Will leaned against Hosanna’s flank. “You make me feel so guilty,” he said, “and that’s not how I want to remember you, Marissa. When you’re not goading Elric or being contrary, you’re as strong and brave as”—he was going to say Ellie but just stopped himself, and although Marissa knew, she did not want to bark at him now so she let it pass—“as the best of us.” Will began to brush again and was suddenly quite sure what he should say. “God needs people like you in places like this, you know. I know I said you wouldn’t make a good nun when we were at home, but you could, if you wanted to, and although ordinary nuns may not count for much, abbesses do.” He looke
d directly at her now although he never stopped brushing. “It would make me very proud to think of you as an abbess, running a convent and frightening the bishop.” He smiled uncertainly and Marissa smiled wanly back.
“I would like to count,” she whispered, “it’s just that I don’t feel called by God.”
“Perhaps the prioress is right and that will come,” said Will slowly. “It might, Marissa, if you let it.”
Marissa’s smile disappeared. “I don’t want it to,” she spoke loudly. “I want to choose what I do, Will, not just settle for something to make you feel better. It’s—” she stopped. “What’s this?” She peered at Hosanna’s neck. “Elric should take more care,” she said sharply. “He has nicked Hosanna with a knife.” She pushed Hosanna’s head around so that the nick caught the light. Then she gave a small exclamation. “How strange! Look, Will.

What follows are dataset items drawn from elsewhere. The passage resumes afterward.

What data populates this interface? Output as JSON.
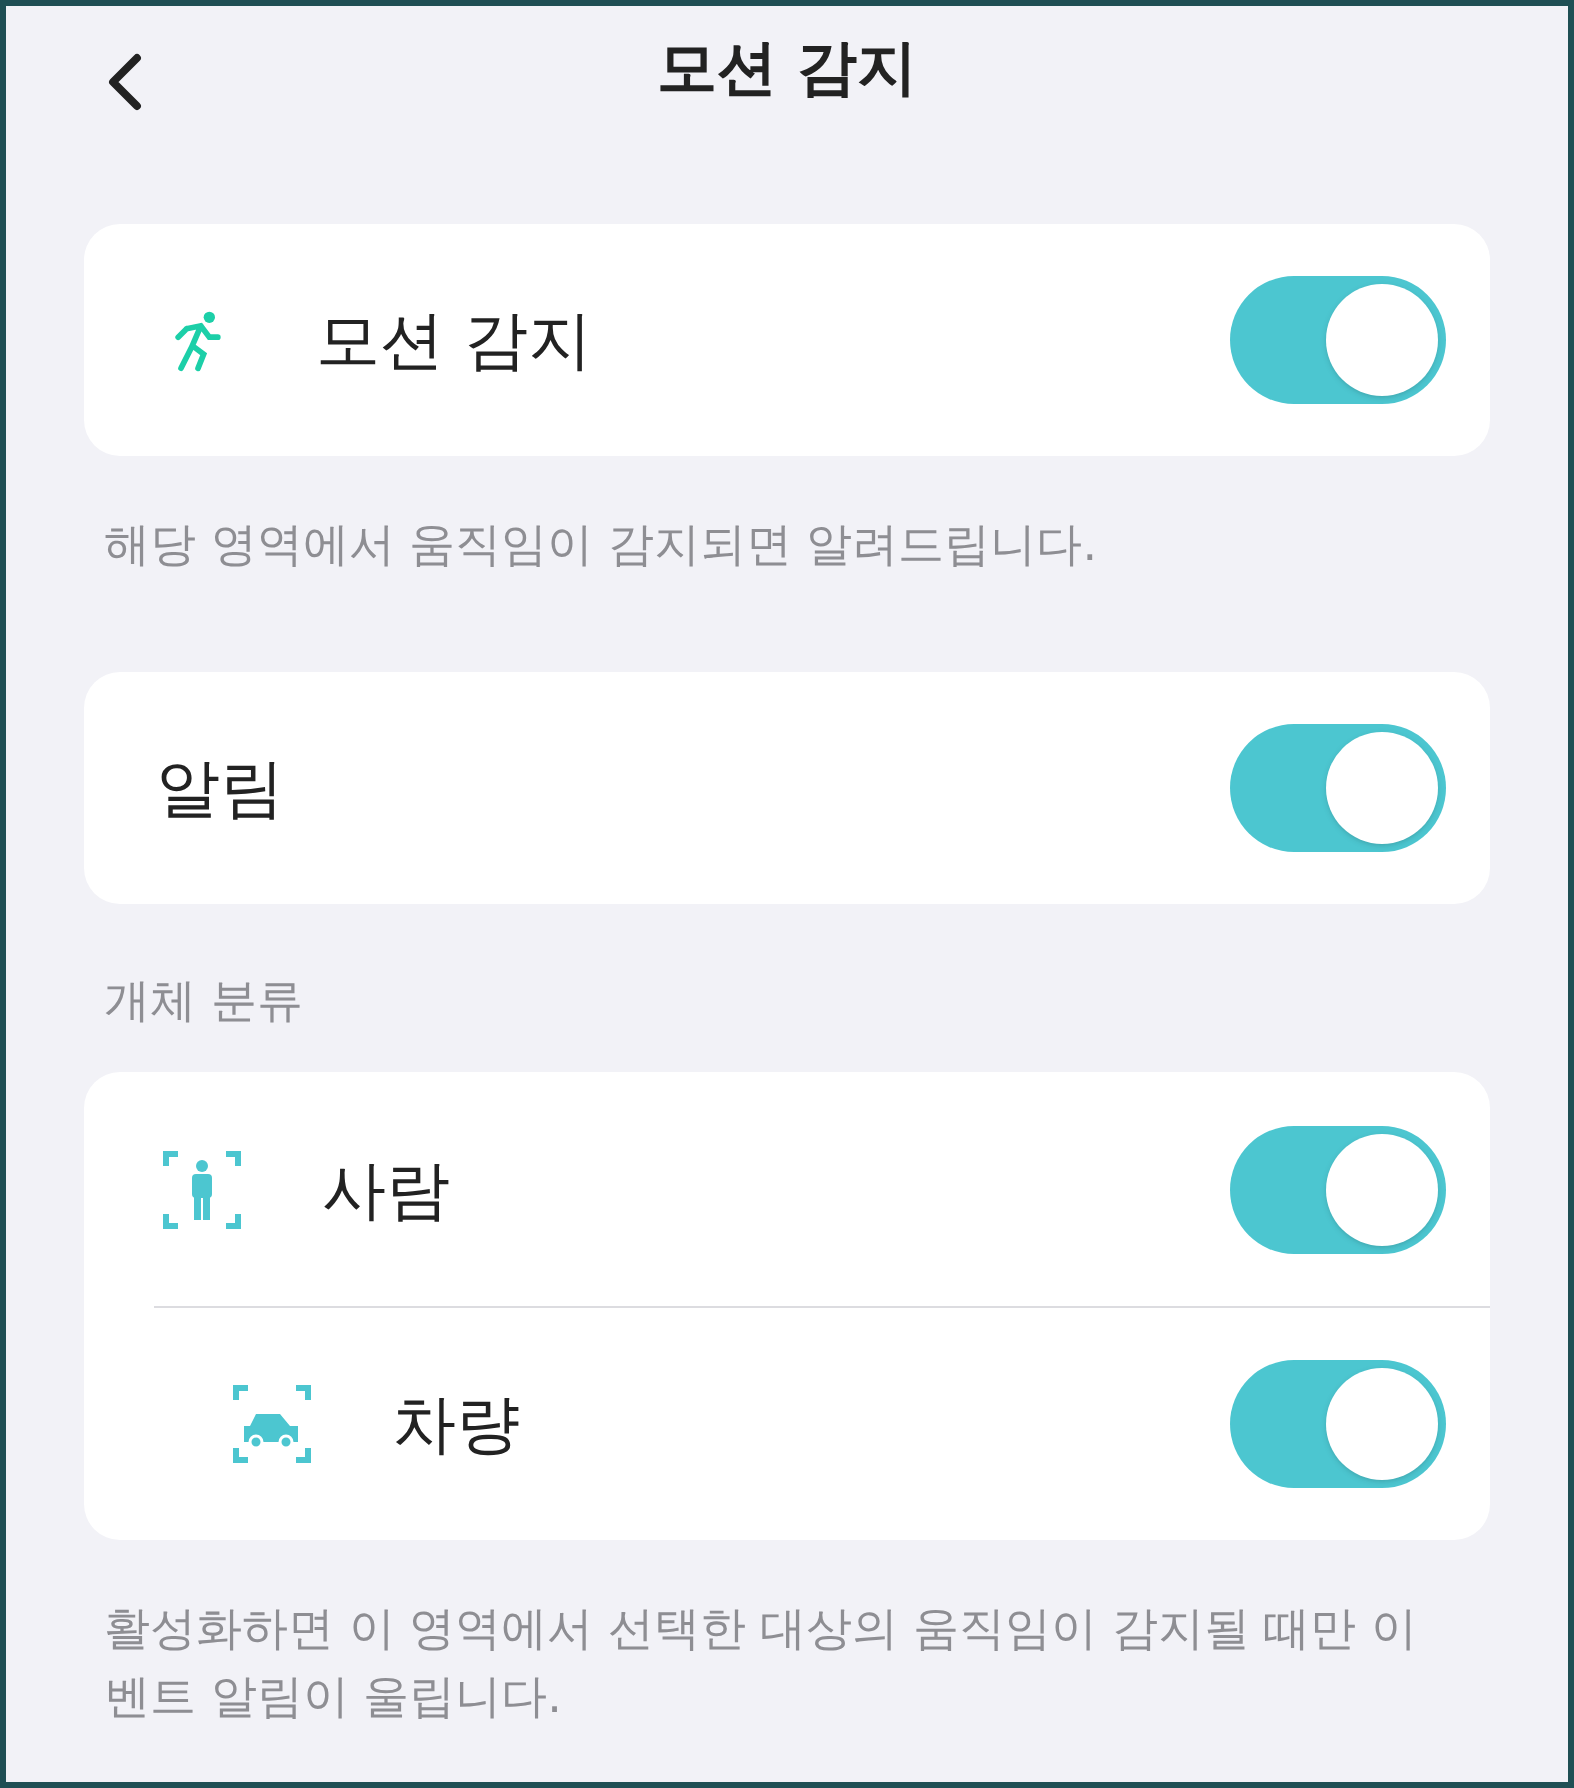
{
  "header": {
    "title": "모션 감지"
  },
  "motion": {
    "label": "모션 감지",
    "on": true,
    "note": "해당 영역에서 움직임이 감지되면 알려드립니다."
  },
  "alert": {
    "label": "알림",
    "on": true
  },
  "classification": {
    "heading": "개체 분류",
    "items": [
      {
        "kind": "person",
        "label": "사람",
        "on": true
      },
      {
        "kind": "vehicle",
        "label": "차량",
        "on": true
      }
    ],
    "note": "활성화하면 이 영역에서 선택한 대상의 움직임이 감지될 때만 이벤트 알림이 울립니다."
  }
}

It’s the same shape as the scar between my ribs.”
Will peered closely. “Are you sure?”
Marissa nodded. “I’m quite sure,” she said. “It’s that triangle shape, the shape of Kamil’s knife. Does Elric have a knife like that, too?”
“No,” said Will slowly, “he doesn’t.” He let Hosanna’s mane drop. Outside, the air was suddenly full of the bells for Vespers. The sound disturbed the bats and as one darted down, Marissa seized Will’s hand, the scar forgotten. “If I refuse to stay here, will God punish you to punish me, Will? I couldn’t live with myself if that happened.”